Of course, de-duplicating the history destroys its role of "accurately
record everything I've done", so if you also use your history for that
it's not a good idea. For that latter use though, I can't think of a
good reason for loading it on shell start, so maybe those roles should
be split -- .bash_log and .bash_commands? The log is write-only, never
clobbered, and has the equivalent of a HISTTIMEFORMAT set; the commands
file is an efficiently stored hash table of unique commands, maybe with
tweakable parameters for how "interesting" a command has to be to go in
it (store "mount -o loop,ro,uid=1000 -t vfat /some/file /mnt/temp" but
ignore "cd ~" 'cause you really don't need Ctrl+R to remember the latter).
~Felix.
On 16/06/11 12:55, Bradley M. Kuhn wrote:
I agree with Marcel's points about keeping a big bash history, although
I wasn't sure if discussing "why" users keep a big bash history was on
topic or not.
Marcel (Felix) Giannelia wrote at 13:16 (EDT) on Tuesday:
A .bash_history file going back years and years is still only a few
megs,
Actually, this relates to a thing I'd been looking into recently. My
bash history is 11MB now, and on some machines I have a noticeable load
time as it reads the history. I'd thought about adding support for
incremental read to bash history/readline code. Basically, it would
load only the parts of the history it needed based on the history
requested. Obviously running "history" would read it all, but if
reverse-search was requested, it could perhaps be read incrementally
somehow.
Given that this would be a big change (esp. to make it seamless to
existing readline API users), and would provide a feature clearly that
isn't universally desired (ability to have really big history files),
I'm asking, albeit with some trepidation, if such a rewrite of the
history reading/writing code would likely be accepted, and if so what it
would need to look like to be an acceptable patch.
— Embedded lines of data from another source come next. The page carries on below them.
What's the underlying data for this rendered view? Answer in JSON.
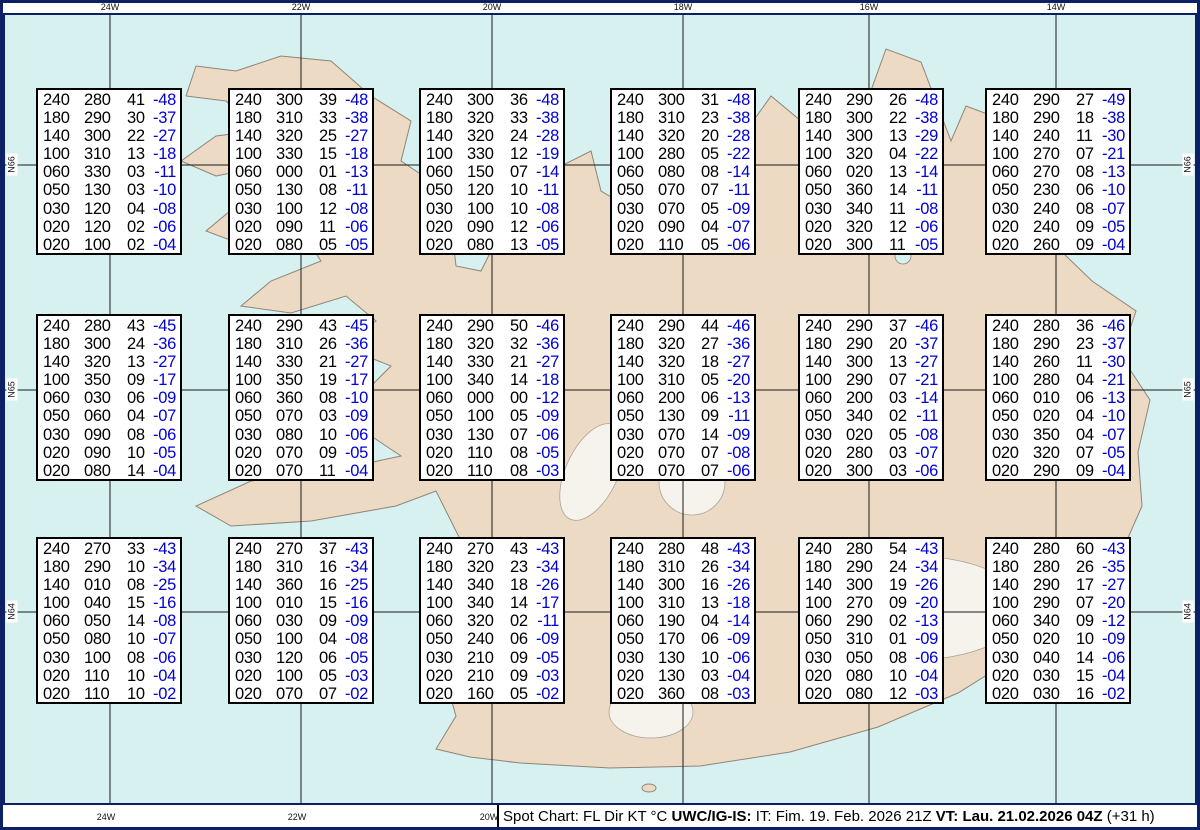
{
  "map": {
    "colors": {
      "water": "#d7f0f0",
      "land": "#ecdac4",
      "frame_navy": "#0c2066",
      "temp_blue": "#0000d6",
      "grid": "#1a1a1a"
    },
    "meridians": [
      {
        "x": 110,
        "label": "24W"
      },
      {
        "x": 301,
        "label": "22W"
      },
      {
        "x": 492,
        "label": "20W"
      },
      {
        "x": 683,
        "label": "18W"
      },
      {
        "x": 869,
        "label": "16W"
      },
      {
        "x": 1056,
        "label": "14W"
      }
    ],
    "bottom_labels": [
      {
        "x": 106,
        "text": "24W"
      },
      {
        "x": 297,
        "text": "22W"
      },
      {
        "x": 489,
        "text": "20W"
      }
    ],
    "parallels": [
      {
        "y": 165,
        "label": "N66"
      },
      {
        "y": 390,
        "label": "N65"
      },
      {
        "y": 612,
        "label": "N64"
      }
    ]
  },
  "column_meaning": [
    "FL",
    "Dir",
    "KT",
    "degC"
  ],
  "boxes": [
    {
      "x": 36,
      "y": 88,
      "rows": [
        [
          "240",
          "280",
          "41",
          "-48"
        ],
        [
          "180",
          "290",
          "30",
          "-37"
        ],
        [
          "140",
          "300",
          "22",
          "-27"
        ],
        [
          "100",
          "310",
          "13",
          "-18"
        ],
        [
          "060",
          "330",
          "03",
          "-11"
        ],
        [
          "050",
          "130",
          "03",
          "-10"
        ],
        [
          "030",
          "120",
          "04",
          "-08"
        ],
        [
          "020",
          "120",
          "02",
          "-06"
        ],
        [
          "020",
          "100",
          "02",
          "-04"
        ]
      ]
    },
    {
      "x": 228,
      "y": 88,
      "rows": [
        [
          "240",
          "300",
          "39",
          "-48"
        ],
        [
          "180",
          "310",
          "33",
          "-38"
        ],
        [
          "140",
          "320",
          "25",
          "-27"
        ],
        [
          "100",
          "330",
          "15",
          "-18"
        ],
        [
          "060",
          "000",
          "01",
          "-13"
        ],
        [
          "050",
          "130",
          "08",
          "-11"
        ],
        [
          "030",
          "100",
          "12",
          "-08"
        ],
        [
          "020",
          "090",
          "11",
          "-06"
        ],
        [
          "020",
          "080",
          "05",
          "-05"
        ]
      ]
    },
    {
      "x": 419,
      "y": 88,
      "rows": [
        [
          "240",
          "300",
          "36",
          "-48"
        ],
        [
          "180",
          "320",
          "33",
          "-38"
        ],
        [
          "140",
          "320",
          "24",
          "-28"
        ],
        [
          "100",
          "330",
          "12",
          "-19"
        ],
        [
          "060",
          "150",
          "07",
          "-14"
        ],
        [
          "050",
          "120",
          "10",
          "-11"
        ],
        [
          "030",
          "100",
          "10",
          "-08"
        ],
        [
          "020",
          "090",
          "12",
          "-06"
        ],
        [
          "020",
          "080",
          "13",
          "-05"
        ]
      ]
    },
    {
      "x": 610,
      "y": 88,
      "rows": [
        [
          "240",
          "300",
          "31",
          "-48"
        ],
        [
          "180",
          "310",
          "23",
          "-38"
        ],
        [
          "140",
          "320",
          "20",
          "-28"
        ],
        [
          "100",
          "280",
          "05",
          "-22"
        ],
        [
          "060",
          "080",
          "08",
          "-14"
        ],
        [
          "050",
          "070",
          "07",
          "-11"
        ],
        [
          "030",
          "070",
          "05",
          "-09"
        ],
        [
          "020",
          "090",
          "04",
          "-07"
        ],
        [
          "020",
          "110",
          "05",
          "-06"
        ]
      ]
    },
    {
      "x": 798,
      "y": 88,
      "rows": [
        [
          "240",
          "290",
          "26",
          "-48"
        ],
        [
          "180",
          "300",
          "22",
          "-38"
        ],
        [
          "140",
          "300",
          "13",
          "-29"
        ],
        [
          "100",
          "320",
          "04",
          "-22"
        ],
        [
          "060",
          "020",
          "13",
          "-14"
        ],
        [
          "050",
          "360",
          "14",
          "-11"
        ],
        [
          "030",
          "340",
          "11",
          "-08"
        ],
        [
          "020",
          "320",
          "12",
          "-06"
        ],
        [
          "020",
          "300",
          "11",
          "-05"
        ]
      ]
    },
    {
      "x": 985,
      "y": 88,
      "rows": [
        [
          "240",
          "290",
          "27",
          "-49"
        ],
        [
          "180",
          "290",
          "18",
          "-38"
        ],
        [
          "140",
          "240",
          "11",
          "-30"
        ],
        [
          "100",
          "270",
          "07",
          "-21"
        ],
        [
          "060",
          "270",
          "08",
          "-13"
        ],
        [
          "050",
          "230",
          "06",
          "-10"
        ],
        [
          "030",
          "240",
          "08",
          "-07"
        ],
        [
          "020",
          "240",
          "09",
          "-05"
        ],
        [
          "020",
          "260",
          "09",
          "-04"
        ]
      ]
    },
    {
      "x": 36,
      "y": 314,
      "rows": [
        [
          "240",
          "280",
          "43",
          "-45"
        ],
        [
          "180",
          "300",
          "24",
          "-36"
        ],
        [
          "140",
          "320",
          "13",
          "-27"
        ],
        [
          "100",
          "350",
          "09",
          "-17"
        ],
        [
          "060",
          "030",
          "06",
          "-09"
        ],
        [
          "050",
          "060",
          "04",
          "-07"
        ],
        [
          "030",
          "090",
          "08",
          "-06"
        ],
        [
          "020",
          "090",
          "10",
          "-05"
        ],
        [
          "020",
          "080",
          "14",
          "-04"
        ]
      ]
    },
    {
      "x": 228,
      "y": 314,
      "rows": [
        [
          "240",
          "290",
          "43",
          "-45"
        ],
        [
          "180",
          "310",
          "26",
          "-36"
        ],
        [
          "140",
          "330",
          "21",
          "-27"
        ],
        [
          "100",
          "350",
          "19",
          "-17"
        ],
        [
          "060",
          "360",
          "08",
          "-10"
        ],
        [
          "050",
          "070",
          "03",
          "-09"
        ],
        [
          "030",
          "080",
          "10",
          "-06"
        ],
        [
          "020",
          "070",
          "09",
          "-05"
        ],
        [
          "020",
          "070",
          "11",
          "-04"
        ]
      ]
    },
    {
      "x": 419,
      "y": 314,
      "rows": [
        [
          "240",
          "290",
          "50",
          "-46"
        ],
        [
          "180",
          "320",
          "32",
          "-36"
        ],
        [
          "140",
          "330",
          "21",
          "-27"
        ],
        [
          "100",
          "340",
          "14",
          "-18"
        ],
        [
          "060",
          "000",
          "00",
          "-12"
        ],
        [
          "050",
          "100",
          "05",
          "-09"
        ],
        [
          "030",
          "130",
          "07",
          "-06"
        ],
        [
          "020",
          "110",
          "08",
          "-05"
        ],
        [
          "020",
          "110",
          "08",
          "-03"
        ]
      ]
    },
    {
      "x": 610,
      "y": 314,
      "rows": [
        [
          "240",
          "290",
          "44",
          "-46"
        ],
        [
          "180",
          "320",
          "27",
          "-36"
        ],
        [
          "140",
          "320",
          "18",
          "-27"
        ],
        [
          "100",
          "310",
          "05",
          "-20"
        ],
        [
          "060",
          "200",
          "06",
          "-13"
        ],
        [
          "050",
          "130",
          "09",
          "-11"
        ],
        [
          "030",
          "070",
          "14",
          "-09"
        ],
        [
          "020",
          "070",
          "07",
          "-08"
        ],
        [
          "020",
          "070",
          "07",
          "-06"
        ]
      ]
    },
    {
      "x": 798,
      "y": 314,
      "rows": [
        [
          "240",
          "290",
          "37",
          "-46"
        ],
        [
          "180",
          "290",
          "20",
          "-37"
        ],
        [
          "140",
          "300",
          "13",
          "-27"
        ],
        [
          "100",
          "290",
          "07",
          "-21"
        ],
        [
          "060",
          "200",
          "03",
          "-14"
        ],
        [
          "050",
          "340",
          "02",
          "-11"
        ],
        [
          "030",
          "020",
          "05",
          "-08"
        ],
        [
          "020",
          "280",
          "03",
          "-07"
        ],
        [
          "020",
          "300",
          "03",
          "-06"
        ]
      ]
    },
    {
      "x": 985,
      "y": 314,
      "rows": [
        [
          "240",
          "280",
          "36",
          "-46"
        ],
        [
          "180",
          "290",
          "23",
          "-37"
        ],
        [
          "140",
          "260",
          "11",
          "-30"
        ],
        [
          "100",
          "280",
          "04",
          "-21"
        ],
        [
          "060",
          "010",
          "06",
          "-13"
        ],
        [
          "050",
          "020",
          "04",
          "-10"
        ],
        [
          "030",
          "350",
          "04",
          "-07"
        ],
        [
          "020",
          "320",
          "07",
          "-05"
        ],
        [
          "020",
          "290",
          "09",
          "-04"
        ]
      ]
    },
    {
      "x": 36,
      "y": 537,
      "rows": [
        [
          "240",
          "270",
          "33",
          "-43"
        ],
        [
          "180",
          "290",
          "10",
          "-34"
        ],
        [
          "140",
          "010",
          "08",
          "-25"
        ],
        [
          "100",
          "040",
          "15",
          "-16"
        ],
        [
          "060",
          "050",
          "14",
          "-08"
        ],
        [
          "050",
          "080",
          "10",
          "-07"
        ],
        [
          "030",
          "100",
          "08",
          "-06"
        ],
        [
          "020",
          "110",
          "10",
          "-04"
        ],
        [
          "020",
          "110",
          "10",
          "-02"
        ]
      ]
    },
    {
      "x": 228,
      "y": 537,
      "rows": [
        [
          "240",
          "270",
          "37",
          "-43"
        ],
        [
          "180",
          "310",
          "16",
          "-34"
        ],
        [
          "140",
          "360",
          "16",
          "-25"
        ],
        [
          "100",
          "010",
          "15",
          "-16"
        ],
        [
          "060",
          "030",
          "09",
          "-09"
        ],
        [
          "050",
          "100",
          "04",
          "-08"
        ],
        [
          "030",
          "120",
          "06",
          "-05"
        ],
        [
          "020",
          "100",
          "05",
          "-03"
        ],
        [
          "020",
          "070",
          "07",
          "-02"
        ]
      ]
    },
    {
      "x": 419,
      "y": 537,
      "rows": [
        [
          "240",
          "270",
          "43",
          "-43"
        ],
        [
          "180",
          "320",
          "23",
          "-34"
        ],
        [
          "140",
          "340",
          "18",
          "-26"
        ],
        [
          "100",
          "340",
          "14",
          "-17"
        ],
        [
          "060",
          "320",
          "02",
          "-11"
        ],
        [
          "050",
          "240",
          "06",
          "-09"
        ],
        [
          "030",
          "210",
          "09",
          "-05"
        ],
        [
          "020",
          "210",
          "09",
          "-03"
        ],
        [
          "020",
          "160",
          "05",
          "-02"
        ]
      ]
    },
    {
      "x": 610,
      "y": 537,
      "rows": [
        [
          "240",
          "280",
          "48",
          "-43"
        ],
        [
          "180",
          "310",
          "26",
          "-34"
        ],
        [
          "140",
          "300",
          "16",
          "-26"
        ],
        [
          "100",
          "310",
          "13",
          "-18"
        ],
        [
          "060",
          "190",
          "04",
          "-14"
        ],
        [
          "050",
          "170",
          "06",
          "-09"
        ],
        [
          "030",
          "130",
          "10",
          "-06"
        ],
        [
          "020",
          "130",
          "03",
          "-04"
        ],
        [
          "020",
          "360",
          "08",
          "-03"
        ]
      ]
    },
    {
      "x": 798,
      "y": 537,
      "rows": [
        [
          "240",
          "280",
          "54",
          "-43"
        ],
        [
          "180",
          "290",
          "24",
          "-34"
        ],
        [
          "140",
          "300",
          "19",
          "-26"
        ],
        [
          "100",
          "270",
          "09",
          "-20"
        ],
        [
          "060",
          "290",
          "02",
          "-13"
        ],
        [
          "050",
          "310",
          "01",
          "-09"
        ],
        [
          "030",
          "050",
          "08",
          "-06"
        ],
        [
          "020",
          "080",
          "10",
          "-04"
        ],
        [
          "020",
          "080",
          "12",
          "-03"
        ]
      ]
    },
    {
      "x": 985,
      "y": 537,
      "rows": [
        [
          "240",
          "280",
          "60",
          "-43"
        ],
        [
          "180",
          "280",
          "26",
          "-35"
        ],
        [
          "140",
          "290",
          "17",
          "-27"
        ],
        [
          "100",
          "290",
          "07",
          "-20"
        ],
        [
          "060",
          "340",
          "09",
          "-12"
        ],
        [
          "050",
          "020",
          "10",
          "-09"
        ],
        [
          "030",
          "040",
          "14",
          "-06"
        ],
        [
          "020",
          "030",
          "15",
          "-04"
        ],
        [
          "020",
          "030",
          "16",
          "-02"
        ]
      ]
    }
  ],
  "statusbar": {
    "prefix": "Spot Chart: FL Dir KT °C ",
    "issuer_bold": "UWC/IG-IS:",
    "issue_time": " IT: Fim. 19. Feb. 2026 21Z ",
    "valid_time_bold": "VT: Lau. 21.02.2026 04Z",
    "suffix": " (+31 h)"
  }
}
I noticed someone previously attempted to implement mmap() in the
history code, but it's #ifdef'd out (IIRC from my investigations a few
weeks ago). I theorized that it was #ifdef'd out because implementing
mmap() didn't help anything, since the history reading code immediately
goes through the whole array of history anyway, so the file will be
immediately read in to RAM anyway the way the code currently operates,
even if you mmap() it. In other words, just slapping mmap() in place
wouldn't work (in fact, it's seem to have been tried and abandoned);
more in-depth changes would be made.
Thoughts on this idea?